Justamente pelo fato dessa posição indicar uma análise relacional, constata-se que há um exame casuístico para cada processo produtivo, o que pode ocasionar algumas contradições quanto à caracterização do insumo em virtude dos diferentes tipos de negócio e demais circunstâncias. Tal análise importa dizer que o contribuinte deve encontrar a segurança jurídica que se espera da decisão vinculante proferida pelo STJ (REsp nº 1.221.170/PR, afetado como repetitivo).

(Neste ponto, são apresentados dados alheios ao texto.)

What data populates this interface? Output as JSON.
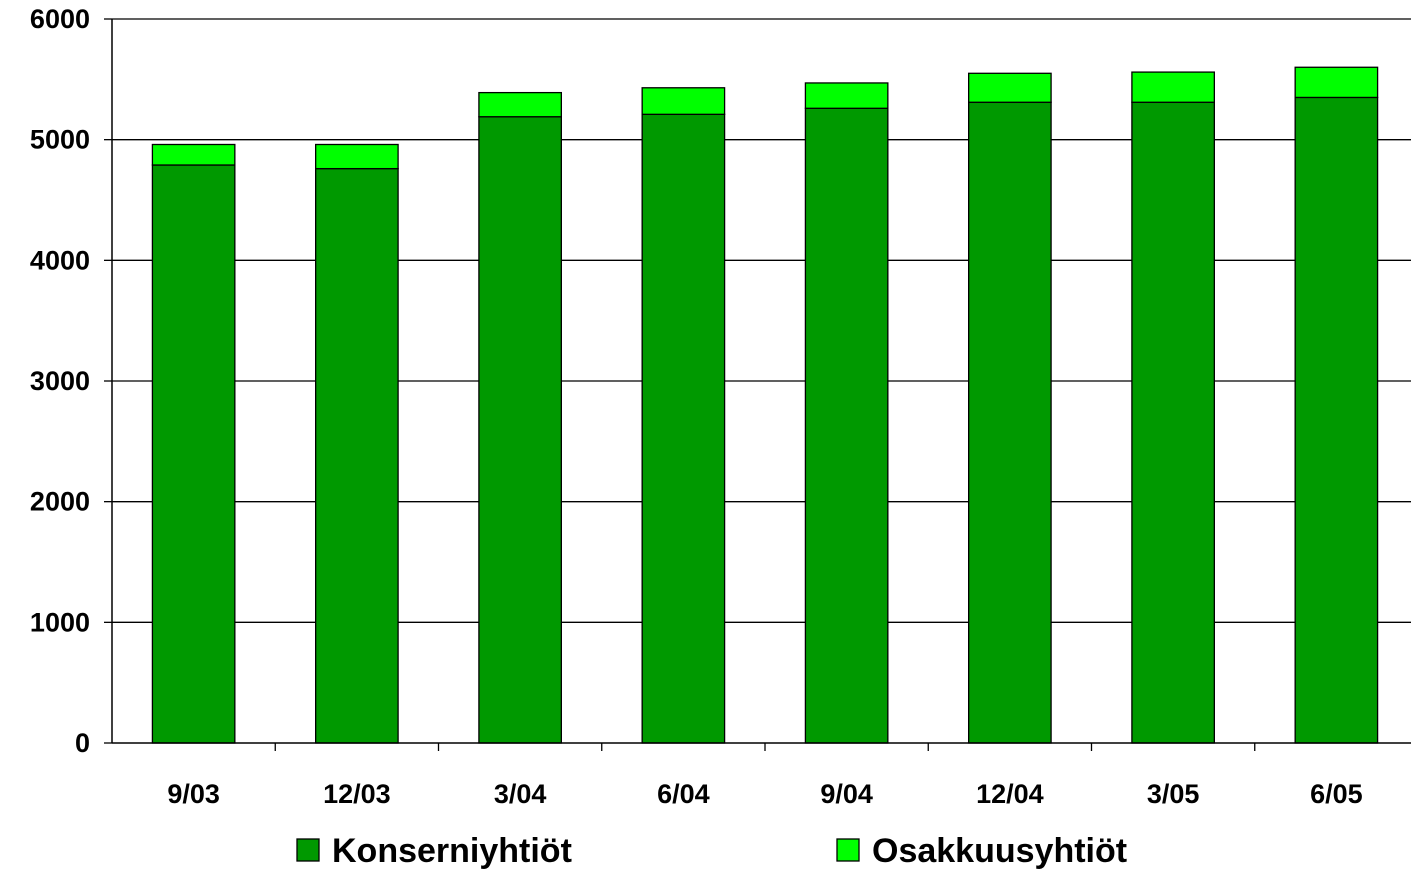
{
  "chart_data": {
    "type": "bar",
    "stacked": true,
    "categories": [
      "9/03",
      "12/03",
      "3/04",
      "6/04",
      "9/04",
      "12/04",
      "3/05",
      "6/05"
    ],
    "series": [
      {
        "name": "Konserniyhtiöt",
        "color": "#009900",
        "values": [
          4790,
          4760,
          5190,
          5210,
          5260,
          5310,
          5310,
          5350
        ]
      },
      {
        "name": "Osakkuusyhtiöt",
        "color": "#00ff00",
        "values": [
          170,
          200,
          200,
          220,
          210,
          240,
          250,
          250
        ]
      }
    ],
    "ylim": [
      0,
      6000
    ],
    "yticks": [
      0,
      1000,
      2000,
      3000,
      4000,
      5000,
      6000
    ],
    "title": "",
    "xlabel": "",
    "ylabel": "",
    "grid": true,
    "legend_position": "bottom"
  }
}
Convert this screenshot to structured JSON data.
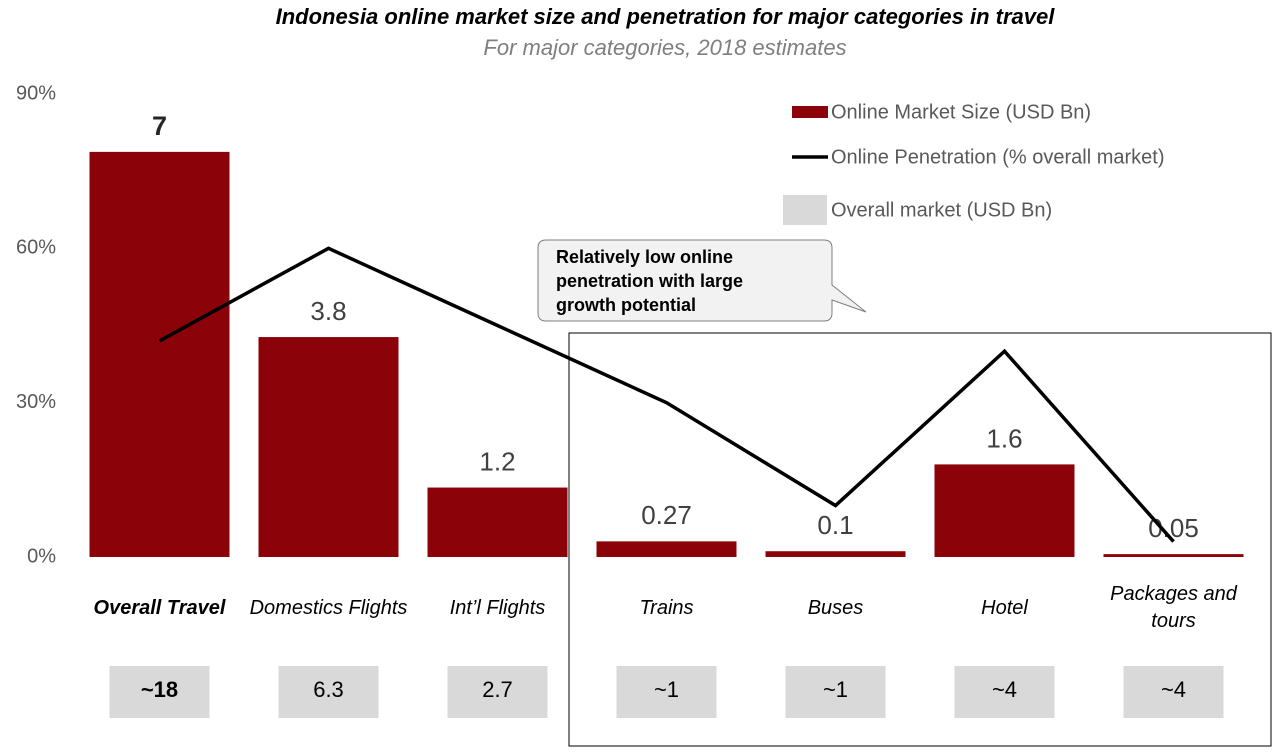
{
  "chart_data": {
    "type": "bar_line",
    "title": "Indonesia online market size and penetration for major categories in travel",
    "subtitle": "For major categories, 2018 estimates",
    "categories": [
      "Overall Travel",
      "Domestics Flights",
      "Int’l Flights",
      "Trains",
      "Buses",
      "Hotel",
      "Packages and tours"
    ],
    "series": [
      {
        "name": "Online Market Size (USD Bn)",
        "color": "#8b0309",
        "type": "bar",
        "axis": "y2",
        "values": [
          7,
          3.8,
          1.2,
          0.27,
          0.1,
          1.6,
          0.05
        ]
      },
      {
        "name": "Online Penetration (% overall market)",
        "color": "#000000",
        "type": "line",
        "values": [
          42,
          60,
          45,
          30,
          10,
          40,
          3
        ]
      }
    ],
    "overall_market": {
      "name": "Overall market (USD Bn)",
      "color": "#d9d9d9",
      "labels": [
        "~18",
        "6.3",
        "2.7",
        "~1",
        "~1",
        "~4",
        "~4"
      ]
    },
    "ylim": [
      0,
      90
    ],
    "yticks": [
      {
        "value": 0,
        "label": "0%"
      },
      {
        "value": 30,
        "label": "30%"
      },
      {
        "value": 60,
        "label": "60%"
      },
      {
        "value": 90,
        "label": "90%"
      }
    ],
    "y2lim": [
      0,
      8
    ],
    "annotation": "Relatively low online penetration with large growth potential",
    "grid": false
  }
}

Nessa ótica, Humberto Ávila enfatiza que o princípio da segurança jurídica está vinculado ao aspecto de cognoscibilidade (possibilidade de acesso e entendimento intelectual ao conceito normativo), confiabilidade (estabilidade e segurança quanto à permanência do conteúdo) e calculabilidade (capacidade de antecipar o conteúdo, previsibilidade). De tal modo, negar os créditos nas circunstâncias acima é violar concretamente as diretrizes responsáveis pela realização da segurança jurídica no ordenamento.

Não se trata de defender que todo e qualquer dispêndio vinculado direta e indiretamente com a Covid-19 gera direito aos créditos dessas contribuições, indiscriminadamente e independentemente de onde ele for empregado (como nas áreas administrativas). Trata-se, ao revés, de fazer uma análise criteriosa a fim de verificar quais deles são aplicados no ciclo produtivo da empresa, desde a produção de bens (ou prestação de serviços) até sua venda, com o respectivo auferimento de receita.

Deve-se lembrar que, em que pese a pandemia tenha se apresentado como fator surpresa aos contribuintes, isso não desnatura o conceito de insumos já estabelecido pelos tribunais, de modo que os itens adquiridos pelas empresas serão considerados insumos, quer pelo critério da essencialidade, quer pelo critério da relevância, quando estiverem vinculados à realização do objeto social do contribuinte.

Sem qualquer pretensão de exaurir as discussões que envolvem a matéria, independentemente do silêncio do Fisco Federal, somos da opinião de que os gastos incluídos pelas empresas visando à prevenção, controle e mitigação dos riscos de transmissão da Covid-19, quando utilizados no exercício das  atividades econômicas por imposição legal, devem ser registrados como insumos para fins de aproveitamento de créditos do PIS e da Cofins.

*Claudia Abrosio e Daniel Clarke são advogados tributarista do escritório Ayres Ribeiro Advogados.